In an emailed statement, Jereon Brown, HUD’s general deputy assistant director for public affairs, said the last of the water filters were to be installed on Tuesday inside units in Thebes.

In total, close to 400 water filters were installed in the ACHA’s units, which include multiple developments for families, seniors and people with disabilities and scattered site community housing. The move has been described as precautionary, and HUD officials have said that Cairo’s drinking water is safe and that the lead contaminant likely can be traced to water pipe joints given the age of the ACHA’s housing stock.

Brown provided this update on the progress of installing the water systems in response to a letter that U.S. Sens. Tammy Duckworth and Dick Durbin sent last week to HUD Secretary Ben Carson asking that federal housing officials prioritize drinking water safety for people living in public housing in Alexander County.

Duckworth and Durbin called for this action even as HUD prepares to move people out of two large complexes because they are a health and safety risk to the roughly 400 people who live there, close to half of whom are children.

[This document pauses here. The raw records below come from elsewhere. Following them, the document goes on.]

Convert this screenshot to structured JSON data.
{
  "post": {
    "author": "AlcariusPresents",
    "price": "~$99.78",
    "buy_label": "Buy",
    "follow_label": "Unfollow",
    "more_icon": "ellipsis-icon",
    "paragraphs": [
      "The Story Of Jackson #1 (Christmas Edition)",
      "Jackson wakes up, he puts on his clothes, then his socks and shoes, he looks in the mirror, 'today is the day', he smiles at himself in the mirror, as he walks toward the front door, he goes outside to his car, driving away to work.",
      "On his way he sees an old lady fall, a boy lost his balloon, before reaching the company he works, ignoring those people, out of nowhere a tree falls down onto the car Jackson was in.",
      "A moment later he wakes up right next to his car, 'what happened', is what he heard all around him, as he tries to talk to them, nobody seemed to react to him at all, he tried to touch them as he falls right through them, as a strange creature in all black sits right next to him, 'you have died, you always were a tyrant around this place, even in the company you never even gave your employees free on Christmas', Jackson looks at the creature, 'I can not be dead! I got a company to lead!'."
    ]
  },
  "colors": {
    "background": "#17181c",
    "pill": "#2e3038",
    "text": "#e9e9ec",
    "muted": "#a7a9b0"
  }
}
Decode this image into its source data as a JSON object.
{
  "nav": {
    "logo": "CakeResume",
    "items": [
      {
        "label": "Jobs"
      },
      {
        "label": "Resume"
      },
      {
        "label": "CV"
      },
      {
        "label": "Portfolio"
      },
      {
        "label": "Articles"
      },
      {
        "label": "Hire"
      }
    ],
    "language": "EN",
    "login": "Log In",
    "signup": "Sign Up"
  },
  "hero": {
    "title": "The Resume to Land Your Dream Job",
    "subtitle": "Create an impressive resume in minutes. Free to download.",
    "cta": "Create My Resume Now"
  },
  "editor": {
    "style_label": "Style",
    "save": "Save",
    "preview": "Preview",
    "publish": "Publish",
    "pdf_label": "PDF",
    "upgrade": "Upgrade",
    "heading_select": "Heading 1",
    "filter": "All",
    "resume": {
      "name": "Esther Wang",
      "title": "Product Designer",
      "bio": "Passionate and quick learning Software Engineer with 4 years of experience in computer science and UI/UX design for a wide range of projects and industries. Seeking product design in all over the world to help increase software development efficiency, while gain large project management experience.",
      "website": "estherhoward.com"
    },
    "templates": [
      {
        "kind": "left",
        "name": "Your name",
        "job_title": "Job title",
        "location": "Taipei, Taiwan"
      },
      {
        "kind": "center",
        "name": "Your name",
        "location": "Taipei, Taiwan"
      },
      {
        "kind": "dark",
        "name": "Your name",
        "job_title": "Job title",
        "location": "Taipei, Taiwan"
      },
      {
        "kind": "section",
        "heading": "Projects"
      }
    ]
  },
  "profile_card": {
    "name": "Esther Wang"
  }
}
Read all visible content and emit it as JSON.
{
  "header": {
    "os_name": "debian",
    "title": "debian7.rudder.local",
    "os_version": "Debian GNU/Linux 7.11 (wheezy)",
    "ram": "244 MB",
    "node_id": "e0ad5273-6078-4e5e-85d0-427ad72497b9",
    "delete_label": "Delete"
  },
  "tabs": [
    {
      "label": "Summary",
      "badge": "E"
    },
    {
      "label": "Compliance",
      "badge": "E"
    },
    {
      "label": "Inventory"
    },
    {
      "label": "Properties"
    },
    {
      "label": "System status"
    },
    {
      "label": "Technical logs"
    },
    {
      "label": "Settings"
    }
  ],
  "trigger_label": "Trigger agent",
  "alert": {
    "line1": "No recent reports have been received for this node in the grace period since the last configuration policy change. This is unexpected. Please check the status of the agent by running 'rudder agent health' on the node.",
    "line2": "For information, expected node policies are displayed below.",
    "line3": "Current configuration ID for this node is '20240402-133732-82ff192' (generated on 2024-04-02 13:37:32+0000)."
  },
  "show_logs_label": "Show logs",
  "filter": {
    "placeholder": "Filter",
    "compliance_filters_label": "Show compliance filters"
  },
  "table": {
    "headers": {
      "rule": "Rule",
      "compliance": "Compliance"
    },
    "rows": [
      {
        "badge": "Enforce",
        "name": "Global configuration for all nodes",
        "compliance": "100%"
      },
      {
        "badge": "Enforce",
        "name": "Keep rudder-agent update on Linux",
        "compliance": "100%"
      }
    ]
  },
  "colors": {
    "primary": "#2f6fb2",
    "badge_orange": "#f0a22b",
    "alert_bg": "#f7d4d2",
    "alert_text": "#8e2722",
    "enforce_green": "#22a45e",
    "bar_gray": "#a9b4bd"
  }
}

Specifically, the Democratic U.S. senators from Illinois called on HUD officials to test the water for lead at all Alexander County Housing Authority managed housing developments; to conduct ongoing tests of recently installed water filters to ensure they are effective; and immediately provide bottled drinking water for families with infants and young children if the tests show the filters ineffective at removing lead.

Brown indicated that the agency was already working to address water quality concerns weeks before the letter arrived on Carson’s desk.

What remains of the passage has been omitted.